Apple WWDC costs $50 million annually

Apple Fellow Phil Schiller testified on Monday in the Epic Games v. Apple trial that the company’s annual worldwide developer conference (WWDC) costs the company about $50 million annually to run. Schiller also said that Apple is building a new center at its Silicon Valley headquarters to assist developers.

Apple WWDC costs $50 million annually. Apple to hold Worldwide Developers Conference in all-online format June 7-11

Apple’s WWDC21 will offer unique insight into the future of iOS, iPadOS, macOS, watchOS, and tvOS. Building on the record-breaking participation and education from last year’s online conference, WWDC21 is an opportunity for developers to learn about the new technologies, tools, and frameworks they rely on to build innovative and platform-differentiating apps and games.
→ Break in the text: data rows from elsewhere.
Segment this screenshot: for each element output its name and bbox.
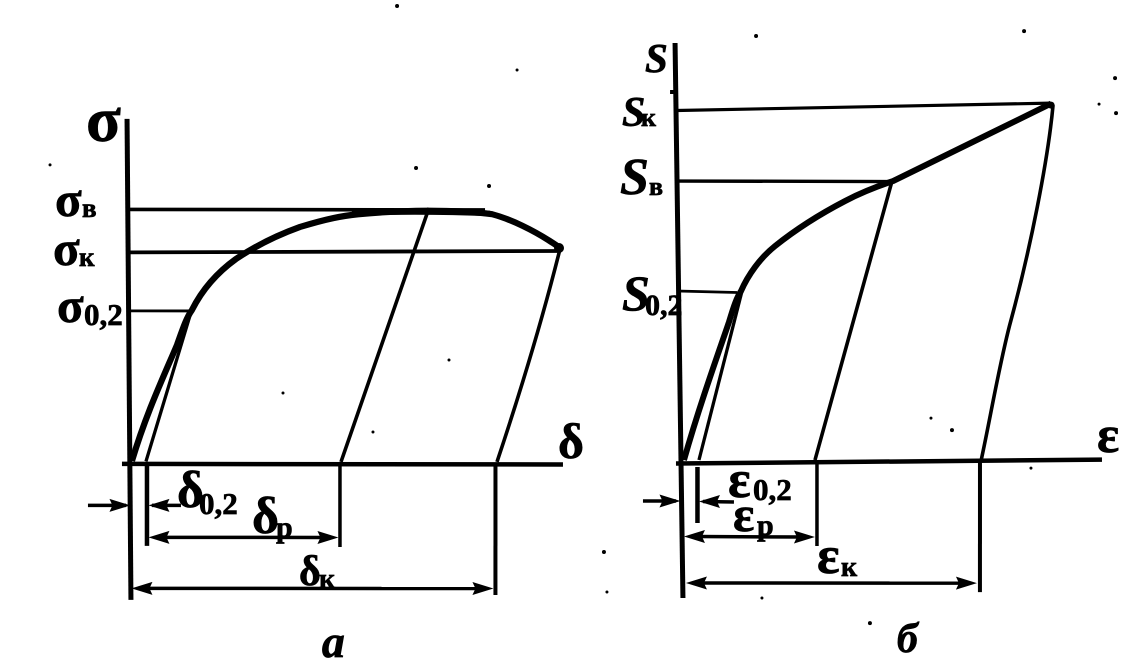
sigma_k line — [129, 251, 558, 253]
plateau reinforcement — [352, 212, 490, 213]
svg-text:в: в — [82, 193, 97, 223]
arrowheads chart a — [109, 243, 564, 595]
svg-text:р: р — [276, 511, 293, 544]
peak junction blob — [1048, 102, 1055, 109]
chart b : true stress-strain diagram — [643, 43, 1102, 598]
svg-text:0,2: 0,2 — [645, 289, 683, 322]
svg-text:σ: σ — [57, 278, 84, 333]
unloading line 2 — [981, 105, 1053, 461]
S_02 line — [677, 291, 737, 293]
svg-text:б: б — [897, 616, 920, 662]
unloading line 1 — [341, 208, 429, 462]
extension line D — [493, 464, 497, 595]
extension line eps_k — [978, 461, 982, 592]
unloading line 1 — [815, 181, 892, 460]
sigma_02 line — [129, 310, 191, 313]
svg-text:а: а — [322, 616, 345, 667]
S_v line — [677, 179, 893, 183]
dim row delta02 — [88, 504, 126, 508]
offset 0.2 line — [146, 309, 192, 462]
svg-text:δ: δ — [252, 488, 279, 545]
labels chart b — [620, 35, 1119, 662]
chart a : engineering stress-strain diagram — [88, 119, 563, 600]
svg-text:ε: ε — [733, 486, 754, 542]
x-axis delta — [122, 462, 563, 467]
arrowheads chart b — [659, 495, 977, 590]
svg-text:σ: σ — [86, 84, 121, 155]
svg-text:0,2: 0,2 — [84, 297, 123, 332]
svg-text:в: в — [649, 172, 663, 201]
svg-text:0,2: 0,2 — [199, 486, 238, 521]
extension tick eps02 — [695, 467, 700, 523]
dim row eps_k — [698, 581, 966, 585]
extension line B — [145, 464, 150, 546]
svg-text:к: к — [319, 564, 336, 595]
svg-text:к: к — [641, 103, 656, 132]
main curve — [132, 211, 560, 461]
extension line C — [338, 464, 342, 547]
dim row eps_p — [697, 535, 804, 539]
offset 0.2 line — [699, 291, 742, 460]
svg-text:р: р — [757, 509, 774, 542]
svg-text:0,2: 0,2 — [753, 472, 792, 507]
y-axis sigma — [127, 119, 131, 600]
unloading line 2 — [497, 249, 560, 462]
x-axis epsilon — [676, 460, 1102, 464]
svg-text:σ: σ — [53, 221, 80, 276]
end blob — [554, 243, 564, 253]
main curve — [684, 104, 1051, 461]
sigma_v line — [129, 208, 485, 212]
dim row eps02 — [643, 499, 676, 503]
svg-text:σ: σ — [55, 172, 82, 227]
labels chart a — [53, 84, 584, 667]
extension line eps_p — [815, 463, 819, 546]
svg-text:S: S — [620, 149, 649, 206]
y-axis S — [675, 43, 683, 598]
S_k line — [677, 103, 1051, 111]
svg-text:δ: δ — [558, 413, 584, 469]
svg-text:δ: δ — [299, 549, 321, 595]
svg-text:к: к — [79, 242, 95, 272]
svg-text:к: к — [841, 552, 858, 583]
dim row delta_k — [143, 587, 483, 591]
svg-text:ε: ε — [1097, 407, 1119, 464]
svg-text:ε: ε — [817, 527, 840, 585]
dim row delta_p — [160, 536, 330, 540]
svg-text:S: S — [645, 35, 668, 81]
tick on axis — [670, 90, 676, 94]
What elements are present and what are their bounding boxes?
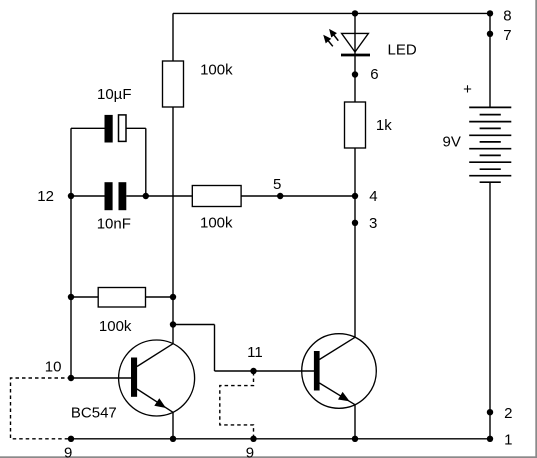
svg-text:LED: LED xyxy=(388,41,417,58)
node junction T1 emitter xyxy=(170,436,176,442)
svg-text:BC547: BC547 xyxy=(71,404,117,421)
wire LED/1k chain vertical xyxy=(354,13,356,337)
svg-text:8: 8 xyxy=(503,7,511,24)
capacitor C2 10nF plate right xyxy=(119,182,127,210)
node 3 xyxy=(352,220,358,226)
border frame right xyxy=(535,0,537,458)
resistor R3 100k horizontal bottom xyxy=(98,288,145,308)
wire T1 emitter vertical xyxy=(172,412,174,439)
battery BT1 9V xyxy=(469,107,511,182)
node 12 xyxy=(68,193,74,199)
svg-text:10µF: 10µF xyxy=(97,86,132,103)
node 6 xyxy=(352,71,358,77)
node 11 xyxy=(250,368,256,374)
svg-text:1k: 1k xyxy=(376,117,392,134)
wire top horizontal xyxy=(173,12,490,14)
node 4 xyxy=(352,193,358,199)
svg-text:9: 9 xyxy=(64,445,72,458)
transistor Q1 emitter arrowhead xyxy=(154,398,166,408)
transistor Q2 emitter arrowhead xyxy=(338,392,350,402)
node 8 xyxy=(487,10,493,16)
node junction 100k bottom right xyxy=(170,294,176,300)
wire node 11 link vertical xyxy=(214,325,216,372)
svg-text:100k: 100k xyxy=(200,62,233,79)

Mark Gurman for Bloomberg News:

Apple has held the conference for decades, typically in San Francisco or San Jose, California, for a week at a time. Last year, Apple held the event virtually due to the Covid-19 pandemic. This year’s event, beginning June 7, will also be held virtually. Before temporarily moving the conference online, Apple charged developers more than $1,500 each to attend.

Schiller also disclosed that Apple is building a facility at its Apple Park campus for developers so that they can work on their applications at a company facility and receive support from its engineers.

MacDailyNews Take: We would have guessed the in-person WWDC events would cost even more, but Apple would hardly notice regardless.

4 Comments

  1. Where’s that slimy toxic hellstew, CynicApple, to complain, moan and whinge? Where is it? Hiding under its usual rock called TXLosederrr?

  2. Whatever. they can afford it. I am much more interested in what they are actually creating. Millennials and younger have pretty much destroyed tech from the top down. The day any company at all announces something interesting, I’ll be there; until then, ‘Meh.’. i could care less. Silicon Valley is a graveyard milking the ghosts of former innovators until there is nothing left, and i think we are getting close to the point where that kind of caosting will simply be an impossibility.